The Clinton administration proposed converting public housing projects into “learning campuses” where tenants would take courses or participate in job training as a condition of living there.
The idea is to replicate a college environment of living in dormitories while pursuing a degree, Housing Secretary Henry Cisneros said Tuesday. Unlike college, classes would be offered to all residents, from toddlers to the elderly, through day-care or life-enrichment programs.
“You will be there as long as you are in training, and as long as you are moving toward getting a job,” Cisneros told reporters. “I don’t know what excuse a person might have for not signing up for courses that might improve their lives.”
The program would be funded through the $1.5 billion HOPE VI program, which seeks innovative ways of revitalizing distressed public housing. The Department of Housing and Urban Development is asking 32 cities that receive HOPE VI money to incorporate the educational program into their plans for the funds, which already have been appropriated.
Cities would be free to structure the program as they wish.

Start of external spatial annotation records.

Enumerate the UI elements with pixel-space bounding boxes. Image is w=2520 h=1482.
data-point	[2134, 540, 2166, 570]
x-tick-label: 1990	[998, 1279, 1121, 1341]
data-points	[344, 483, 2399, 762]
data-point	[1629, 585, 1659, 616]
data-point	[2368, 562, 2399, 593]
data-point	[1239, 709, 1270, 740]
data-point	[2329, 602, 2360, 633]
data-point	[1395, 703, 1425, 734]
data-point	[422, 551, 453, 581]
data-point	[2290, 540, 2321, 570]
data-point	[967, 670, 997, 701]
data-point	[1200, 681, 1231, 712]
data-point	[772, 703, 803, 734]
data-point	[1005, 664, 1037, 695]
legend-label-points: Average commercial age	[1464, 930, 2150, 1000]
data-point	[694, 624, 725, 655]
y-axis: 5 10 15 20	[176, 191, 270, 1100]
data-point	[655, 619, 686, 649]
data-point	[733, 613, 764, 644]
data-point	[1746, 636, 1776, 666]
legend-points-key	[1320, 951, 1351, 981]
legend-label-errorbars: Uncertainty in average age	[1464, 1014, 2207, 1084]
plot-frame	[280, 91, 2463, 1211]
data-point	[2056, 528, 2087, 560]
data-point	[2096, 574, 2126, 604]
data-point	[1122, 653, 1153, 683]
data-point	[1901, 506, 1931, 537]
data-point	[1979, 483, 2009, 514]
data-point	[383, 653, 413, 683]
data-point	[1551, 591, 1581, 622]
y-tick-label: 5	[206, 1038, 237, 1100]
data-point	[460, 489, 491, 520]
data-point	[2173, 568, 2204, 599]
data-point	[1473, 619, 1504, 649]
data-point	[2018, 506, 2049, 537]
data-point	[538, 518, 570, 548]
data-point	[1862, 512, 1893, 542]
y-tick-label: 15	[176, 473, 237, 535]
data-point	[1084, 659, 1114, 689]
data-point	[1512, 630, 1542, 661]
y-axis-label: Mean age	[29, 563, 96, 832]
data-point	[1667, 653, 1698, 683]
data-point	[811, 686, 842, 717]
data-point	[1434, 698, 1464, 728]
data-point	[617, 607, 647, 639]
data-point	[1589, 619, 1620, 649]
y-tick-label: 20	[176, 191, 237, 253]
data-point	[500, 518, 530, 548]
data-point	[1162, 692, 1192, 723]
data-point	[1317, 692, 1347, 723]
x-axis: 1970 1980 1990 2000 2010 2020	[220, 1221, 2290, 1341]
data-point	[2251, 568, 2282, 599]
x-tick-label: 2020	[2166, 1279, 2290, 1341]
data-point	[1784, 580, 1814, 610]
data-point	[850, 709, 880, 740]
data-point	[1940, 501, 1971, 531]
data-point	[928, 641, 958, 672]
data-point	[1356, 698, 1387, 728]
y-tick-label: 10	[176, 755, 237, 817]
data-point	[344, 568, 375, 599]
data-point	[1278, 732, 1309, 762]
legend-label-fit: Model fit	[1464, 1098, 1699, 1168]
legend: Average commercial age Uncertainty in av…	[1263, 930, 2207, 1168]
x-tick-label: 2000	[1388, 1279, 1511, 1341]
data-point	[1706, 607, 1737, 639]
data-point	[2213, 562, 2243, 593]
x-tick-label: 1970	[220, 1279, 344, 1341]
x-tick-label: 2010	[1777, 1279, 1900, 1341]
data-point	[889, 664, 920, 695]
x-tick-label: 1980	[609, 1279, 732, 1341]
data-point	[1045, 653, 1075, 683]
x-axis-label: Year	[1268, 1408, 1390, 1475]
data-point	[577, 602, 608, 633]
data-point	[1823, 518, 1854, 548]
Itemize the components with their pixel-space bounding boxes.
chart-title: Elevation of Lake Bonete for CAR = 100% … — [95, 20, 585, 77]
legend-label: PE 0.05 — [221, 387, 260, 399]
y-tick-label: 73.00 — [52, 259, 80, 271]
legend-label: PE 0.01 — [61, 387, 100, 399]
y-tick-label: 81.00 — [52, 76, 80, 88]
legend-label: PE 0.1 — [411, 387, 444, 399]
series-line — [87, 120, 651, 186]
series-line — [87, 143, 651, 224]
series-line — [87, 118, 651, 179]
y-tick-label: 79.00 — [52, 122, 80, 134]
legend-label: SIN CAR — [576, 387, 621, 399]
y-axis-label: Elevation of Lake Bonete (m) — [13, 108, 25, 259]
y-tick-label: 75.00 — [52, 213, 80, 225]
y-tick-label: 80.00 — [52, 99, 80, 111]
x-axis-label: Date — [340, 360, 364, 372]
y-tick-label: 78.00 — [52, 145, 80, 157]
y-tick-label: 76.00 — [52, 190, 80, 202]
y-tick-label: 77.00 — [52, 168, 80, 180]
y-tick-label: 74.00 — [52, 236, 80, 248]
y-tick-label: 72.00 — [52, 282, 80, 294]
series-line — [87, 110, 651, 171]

They could opt to work with nearby colleges, vocational schools or public schools, or set up the programs on-site.
“These are not going to be recipe-book, one-size-fits-all strategies,” Cisneros said. “It’ll depend upon what bidders we get. Show us what you can do, and we’ll try to match you and improve your plan with resources.”
It was not clear how the concept would be received in Congress, which is looking to cut HUD’s annual appropriation by about $4 billion.
Cisneros said cities such as Atlanta, Boston and Denver have expressed interest in the program, as has East St. Louis, Ill., which doesn’t receive HOPE VI money.
He also said he would like to see the program implemented in Chicago, where HUD has taken over public housing operations, and Washington, D.C., which has a new public housing director.